Tuesday, August 01, 2006

Untitled Apocalypse Part 2.

The last man on earth made his home in the shell of what used to be a Happy Jack’s Burger Palace. It wasn't really a palace, of course, and there were nicer buildings with more room and better furniture less than a mile away. The library, for instance, or the museum of art--but he recalled some dim and happy memory of having had a birthday meal at Happy Jack's once with his parents, and the bright colors gave him some comfort now.
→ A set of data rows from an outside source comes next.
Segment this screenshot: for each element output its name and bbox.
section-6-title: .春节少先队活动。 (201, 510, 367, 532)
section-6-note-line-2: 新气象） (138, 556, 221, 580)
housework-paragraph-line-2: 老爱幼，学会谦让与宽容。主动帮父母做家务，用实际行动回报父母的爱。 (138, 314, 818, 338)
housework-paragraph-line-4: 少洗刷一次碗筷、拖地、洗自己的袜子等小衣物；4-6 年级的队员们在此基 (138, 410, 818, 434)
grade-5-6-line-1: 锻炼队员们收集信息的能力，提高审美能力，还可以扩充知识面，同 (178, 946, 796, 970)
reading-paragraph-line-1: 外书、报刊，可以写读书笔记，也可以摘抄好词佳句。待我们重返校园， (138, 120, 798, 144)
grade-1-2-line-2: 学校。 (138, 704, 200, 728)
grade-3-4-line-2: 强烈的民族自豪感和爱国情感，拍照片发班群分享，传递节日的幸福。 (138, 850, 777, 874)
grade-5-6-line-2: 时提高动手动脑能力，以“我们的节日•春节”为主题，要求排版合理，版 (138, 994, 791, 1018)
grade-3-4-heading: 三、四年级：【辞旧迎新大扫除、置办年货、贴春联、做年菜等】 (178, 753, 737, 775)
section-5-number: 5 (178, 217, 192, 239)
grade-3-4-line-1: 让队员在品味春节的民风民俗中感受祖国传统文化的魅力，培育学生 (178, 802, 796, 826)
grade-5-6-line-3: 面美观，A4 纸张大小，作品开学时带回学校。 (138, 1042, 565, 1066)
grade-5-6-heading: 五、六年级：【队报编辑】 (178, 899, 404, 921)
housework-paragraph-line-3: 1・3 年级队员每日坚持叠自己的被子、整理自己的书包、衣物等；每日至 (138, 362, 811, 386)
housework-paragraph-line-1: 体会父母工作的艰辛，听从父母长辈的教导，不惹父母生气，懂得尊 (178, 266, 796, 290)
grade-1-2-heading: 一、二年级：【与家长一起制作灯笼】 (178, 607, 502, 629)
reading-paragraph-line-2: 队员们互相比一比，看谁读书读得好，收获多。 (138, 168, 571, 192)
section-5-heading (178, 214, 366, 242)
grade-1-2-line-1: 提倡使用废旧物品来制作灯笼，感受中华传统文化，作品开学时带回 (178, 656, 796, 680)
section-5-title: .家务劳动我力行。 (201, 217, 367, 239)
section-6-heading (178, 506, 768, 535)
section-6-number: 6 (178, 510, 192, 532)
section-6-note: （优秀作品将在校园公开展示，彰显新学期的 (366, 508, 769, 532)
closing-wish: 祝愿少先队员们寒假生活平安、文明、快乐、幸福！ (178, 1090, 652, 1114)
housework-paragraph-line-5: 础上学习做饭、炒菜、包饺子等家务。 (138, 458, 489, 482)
His first act of home repair was to board up all the windows. He did this not only for the obvious reason that most of them had already been broken during the riots, but also because he could not shake the nagging and unfounded suspicion, fostered by a lifetime of movies and comic books, that marauding flesh-eating mutants were roaming the earth. There weren’t any; there was only him, the cockroaches, the pigeons and a few limping rats, but he would never leave his dwelling after sundown anyway. Just to be on the safe side.

After the windows were boarded and curtains hung to obscure the non-view, he put tablecloths over two of the tables and his personal effects on a third. The other tables he removed with a sledgehammer and piled outside in the parking lot. On a whim, he threw rocks at the sign in front until all the words were gone and only one corner of Happy Jack’s insanely grinning mouth remained.

The meat in the non-functioning freezers had long since spoiled, but the smell was not so bad if he remembered never to open the doors. Eventually he rolled them out into the parking lot to add to his growing mountain of debris.

The streets were another matter. By summer the bodies were in full rot and the smell of it was overpowering. Birds pecked at the corpses. He lit a lot of scented candles and stayed indoors. He lived on potato chips, candy bars and Twinkies. There was a lifetime supply less than a block away a long with all the over-the-counter cold and flu medicines he could ever want. He made cocktails from the medicines, experimenting with different combinations until he found the reliable recipes for feeling good, or euphoric, or drowsy. His life itself was powered by batteries—sometimes taken from the rubble of stores, sometimes pried from the hands of decaying looters.

Autumn came and went and then winter, spring and summer. After that, the bodies were mostly skeletons and did not smell so much. Grass and then trees grew from the debris in the streets. His home became cluttered with the objects and symbols of things that once had made him happy and did not make him sad or bitter now.
He grew older. He grew old. His own death felt just around the corner, and he began to wonder if he should have done things differently. Should he have left behind something other than the piles and arrangements of a forgotten culture that would now be his legacy? Should he have built from this rubble and raw material something new that would have been his own contribution to the planet—the artifacts of his own particular culture of one? He could have painted paintings, kept a journal or traveled farther than a block from home. It seemed to him, in his fading moments, that an opportunity had been wasted, but he did not know exactly what the opportunity was.

It did not matter. He would lay down in a booth one day and die. With a whimper or a hacking cough. He would be one more dead body. He would be fresher than the rest.